It’s shocking to discover that there are still many places around the world without hot water, or even running water. It’s something that most of us take for granted and would struggle to survive without. That’s why it’s incredibly frustrating when you jump into the shower only to be blasted with cold water. If you’re the last in a long line you could simply have run out of hot water. But, if there’s no long queue then you’re looking at a hot water fault and it’s time to call the hot water system experts.
Of course, that doesn’t mean you can’t troubleshoot carefully yourself or simply have an idea of what may have happened.
Check The Power
The most common issue with a water heater is a lack of power. Without electricity, the element can’t heat up and the water will stay cool. You need to make sure there is power to the heating element. A simple electrical tester will allow you to confirm this. If there is no power you’ll want to backtrace the power supply route. It could be a faulty thermostat, bad switch, or the main breaker may have tripped.
Simple test each part of the route until you find power. Where the power stops is where the fault is. As always, when dealing with electricity, proceed with caution. If the power goes right to the heating element you’ll have to consider a faulty element. They do wear out over time. However, it is worth noting that most water heaters have two elements. It’s unlikely both would go at the same time. If the water is only lukewarm then suspect the heating element or the thermostat.

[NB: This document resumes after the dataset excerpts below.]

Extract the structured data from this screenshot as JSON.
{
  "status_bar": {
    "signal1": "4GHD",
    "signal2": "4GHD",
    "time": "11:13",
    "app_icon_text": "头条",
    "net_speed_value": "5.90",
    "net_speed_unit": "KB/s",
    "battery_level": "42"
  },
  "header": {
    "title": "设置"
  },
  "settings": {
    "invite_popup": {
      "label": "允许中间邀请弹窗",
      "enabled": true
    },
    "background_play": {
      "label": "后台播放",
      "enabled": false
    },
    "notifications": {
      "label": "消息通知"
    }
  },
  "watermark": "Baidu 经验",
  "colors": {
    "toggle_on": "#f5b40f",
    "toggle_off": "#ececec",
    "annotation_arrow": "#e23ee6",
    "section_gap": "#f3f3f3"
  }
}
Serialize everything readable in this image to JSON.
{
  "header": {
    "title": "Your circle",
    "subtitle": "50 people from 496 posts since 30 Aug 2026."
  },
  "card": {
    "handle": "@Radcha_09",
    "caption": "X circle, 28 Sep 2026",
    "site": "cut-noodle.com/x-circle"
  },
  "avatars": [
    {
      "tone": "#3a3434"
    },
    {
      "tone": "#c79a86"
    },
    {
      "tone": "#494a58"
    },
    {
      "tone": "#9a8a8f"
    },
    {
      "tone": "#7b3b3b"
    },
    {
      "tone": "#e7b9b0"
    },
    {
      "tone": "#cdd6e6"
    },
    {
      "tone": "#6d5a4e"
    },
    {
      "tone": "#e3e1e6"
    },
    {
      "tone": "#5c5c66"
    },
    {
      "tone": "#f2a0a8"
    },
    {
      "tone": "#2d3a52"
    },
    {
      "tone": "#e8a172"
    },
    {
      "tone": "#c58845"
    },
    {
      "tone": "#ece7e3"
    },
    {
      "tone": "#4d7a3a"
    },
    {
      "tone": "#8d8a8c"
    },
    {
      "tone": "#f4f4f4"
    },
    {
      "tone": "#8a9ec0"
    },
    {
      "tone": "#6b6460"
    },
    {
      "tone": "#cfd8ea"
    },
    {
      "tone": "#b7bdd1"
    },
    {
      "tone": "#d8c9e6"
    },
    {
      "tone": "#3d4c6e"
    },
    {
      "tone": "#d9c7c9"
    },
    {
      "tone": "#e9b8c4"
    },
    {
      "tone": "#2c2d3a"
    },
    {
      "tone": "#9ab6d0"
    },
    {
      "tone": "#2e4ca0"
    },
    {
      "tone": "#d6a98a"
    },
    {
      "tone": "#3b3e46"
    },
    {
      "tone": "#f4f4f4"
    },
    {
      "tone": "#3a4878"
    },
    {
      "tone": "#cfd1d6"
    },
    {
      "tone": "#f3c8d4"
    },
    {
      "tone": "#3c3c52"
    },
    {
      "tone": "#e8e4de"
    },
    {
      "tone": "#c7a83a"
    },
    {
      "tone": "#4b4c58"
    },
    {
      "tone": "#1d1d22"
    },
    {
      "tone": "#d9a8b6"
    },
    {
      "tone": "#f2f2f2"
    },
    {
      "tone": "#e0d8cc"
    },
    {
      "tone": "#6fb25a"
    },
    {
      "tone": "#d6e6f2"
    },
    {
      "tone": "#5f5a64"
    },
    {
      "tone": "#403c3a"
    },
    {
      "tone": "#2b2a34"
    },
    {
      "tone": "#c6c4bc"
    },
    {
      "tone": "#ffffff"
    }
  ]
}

A leak can remove hot water fast enough to prevent the water inside the tank ever reaching the intended temperature. Again, you’ll probably have warm water but not hot. Leaks can be expensive in terms of water use. It’s essential that you find it quickly and repair the damage. If you’re not sure whether you have a leak then turn off all appliances and look at your water meter. Look at it again after half an hour, if it’s changed and all the appliances have been off you have a water leak. You’ll have to trace it.
Heating elements live in water and will corrode over time. This prevents them from working properly or even working at all. You’ll know that you have a corrosion problem if the water is coming out of your taps an orange-brown color. Rust-colored water can also signify problems within the pipes although this is unlikely to affect the temperature of your water.
You should also listen to your water heater. When it’s working it will make a buzzing sound. However, if it starts to rumble then it’s probably boiling due to a buildup of sediment. You’ll need to flush the tank to remove the sediment. Higher pitched noises are a sign of scale build-up, reducing the efficiency of the heater. Again you’ll need to flush the system to remove this. One thing is certain. If you have a water heater problem get it sorted sooner rather than later. It will increase the chances of it being repairable and will prevent you from running out of hot water altogether.